LAWS(PAT)-1958-2-5

STATE OF BIHAR Vs. JHAWARMAL

Decided On February 21, 1958
STATE OF BIHAR Appellant
V/S
JHAWARMAL Respondents

JUDGEMENT

(1.) In the suit which is the subject- matter of this appeal the plaintiff prayed for recovery of Rs. 612/9/0 which is said to have been illegally realised from him on account of arrears of cess by the defendant. The case of the plain tiff was that no cess was due from him in all the three certificate cases, namely, No. 429 of 1938-39, No. 2251 of 1938-39 and No. 104 of 1943-44, with regard to the estate called Malhani Goth, bearing tauzi No. 547 of the Bhagalpur Collectorate. The plaintiff alleged that a warrant of arrest was issued against him in all these cases and under pressure of the process of court the plaintiff paid the amount to the peon who had come with the warrant of ar rest. The case of the defendant, namely, the State of Bihar, was that the plaintiff had purchased at a revenue sale tauzi No. 547 of the Bhagalpur Collectorate and that he was liable to pay cess and revenue for that tauzi. With regard to Certificate cases Nos. 429 and 2251 06 1938-39, the defendant alleged that the plaintiff had admitted that he was the purchaser of the estate and that he was laible to pay the dues with regard to revenue and cess. As regards Certificate Case No. 104 of 1943-44, the defendant alleged that though the plaintiff was not the certificate debtor he was liable to pay the amount of cess due in that case and the realisation on the amount in that case also was legal and just and the plaintiff was not entitled to succeed in the present suit.

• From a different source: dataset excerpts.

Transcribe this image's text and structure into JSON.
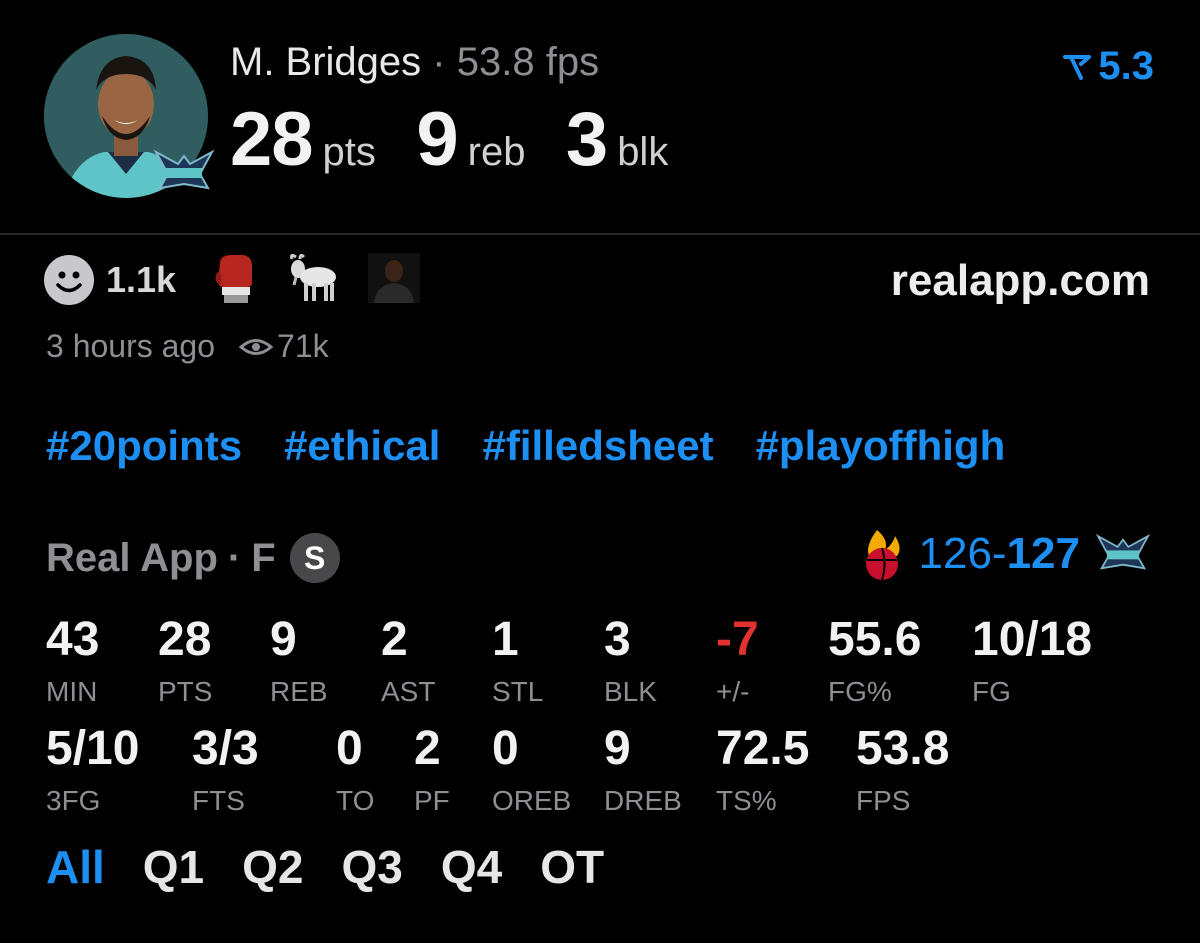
{
  "header": {
    "player_name": "M. Bridges",
    "separator": "·",
    "fps_text": "53.8 fps",
    "stats": [
      {
        "value": "28",
        "unit": "pts"
      },
      {
        "value": "9",
        "unit": "reb"
      },
      {
        "value": "3",
        "unit": "blk"
      }
    ],
    "rating": "5.3"
  },
  "reactions": {
    "count": "1.1k",
    "items": [
      "boxing-glove-icon",
      "goat-icon",
      "player-emoji-icon"
    ]
  },
  "site": "realapp.com",
  "meta": {
    "time_ago": "3 hours ago",
    "views": "71k"
  },
  "tags": [
    "#20points",
    "#ethical",
    "#filledsheet",
    "#playoffhigh"
  ],
  "game": {
    "source": "Real App",
    "status": "F",
    "badge": "S",
    "score_away": "126",
    "score_dash": "-",
    "score_home": "127"
  },
  "box": {
    "row1": [
      {
        "v": "43",
        "l": "MIN"
      },
      {
        "v": "28",
        "l": "PTS"
      },
      {
        "v": "9",
        "l": "REB"
      },
      {
        "v": "2",
        "l": "AST"
      },
      {
        "v": "1",
        "l": "STL"
      },
      {
        "v": "3",
        "l": "BLK"
      },
      {
        "v": "-7",
        "l": "+/-"
      },
      {
        "v": "55.6",
        "l": "FG%"
      },
      {
        "v": "10/18",
        "l": "FG"
      }
    ],
    "row2": [
      {
        "v": "5/10",
        "l": "3FG"
      },
      {
        "v": "3/3",
        "l": "FTS"
      },
      {
        "v": "0",
        "l": "TO"
      },
      {
        "v": "2",
        "l": "PF"
      },
      {
        "v": "0",
        "l": "OREB"
      },
      {
        "v": "9",
        "l": "DREB"
      },
      {
        "v": "72.5",
        "l": "TS%"
      },
      {
        "v": "53.8",
        "l": "FPS"
      }
    ]
  },
  "tabs": [
    "All",
    "Q1",
    "Q2",
    "Q3",
    "Q4",
    "OT"
  ],
  "colors": {
    "accent": "#1d8ff2",
    "negative": "#e0332f",
    "muted": "#8e8e93"
  }
}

The suit has been partly decreed by the lower appellate court on the finding that the plaintiff was the purchaser of tauzi No. 547 and that he was the certificate debtor in two of the certifi-ficate cases, namely, in case No. 429 and case No. 2251 of 1938-39. With regard to case No. 104 of 1943-44, the finding of the lower appellate court is that the plaintiff was not named as the certificate debtor and the amount realised from him under threat of warrant of arrest was, therefore, an involuntary payment and the plaintiff was, therefore, entitled to realise the amount of Rs. 288/- together with proportionate coats and interest at 6 per cent per annum.

(2.) This appeal is presented on behalf of the State of Bihar against the judgment of the lower appellate court.

(3.) In support of this appeal the main conten-tion put forward on behalf of the appellant is that the plaintiff was 16 annas owner of tauzi No. 547 and that he was liable to pay the cess in question in Certificate Case No. 104 of 1943-44 and, therefore, the plaintiff has made out no case for recovering the amount back from the State of Bihar. The learned Standing Counsel on behalf of the defendant also drew our attention to the evidence of D. W. 1, Kashi Singh, the peon of the Bhagalpur Collectorate, to show that lie showed the warrant of arrest to the plaintiff who replied that he would pay the money after making proper enquiry in the office. The witness goes on to say that the plaintiff made enquiries in the office and then made payment to him with regard to Certificate Case No. 104 of 1943-44, and the other two certificate cases. It is not disputed on behalf of the respondent that he is the owner of tauzi No. 547. It is also not disputed on his behalf that the amount of cess which is the subject-matter of case No. 104 of 1943-44 was actually due from him. In these circumstances the question arises whether the plaintiff is entitled to maintain the suit under Section 72 of the Contract Act, which states as follows: "72. A person to whom money has been paid, or anything delivered, by mistake or under coercion, must repay or return it".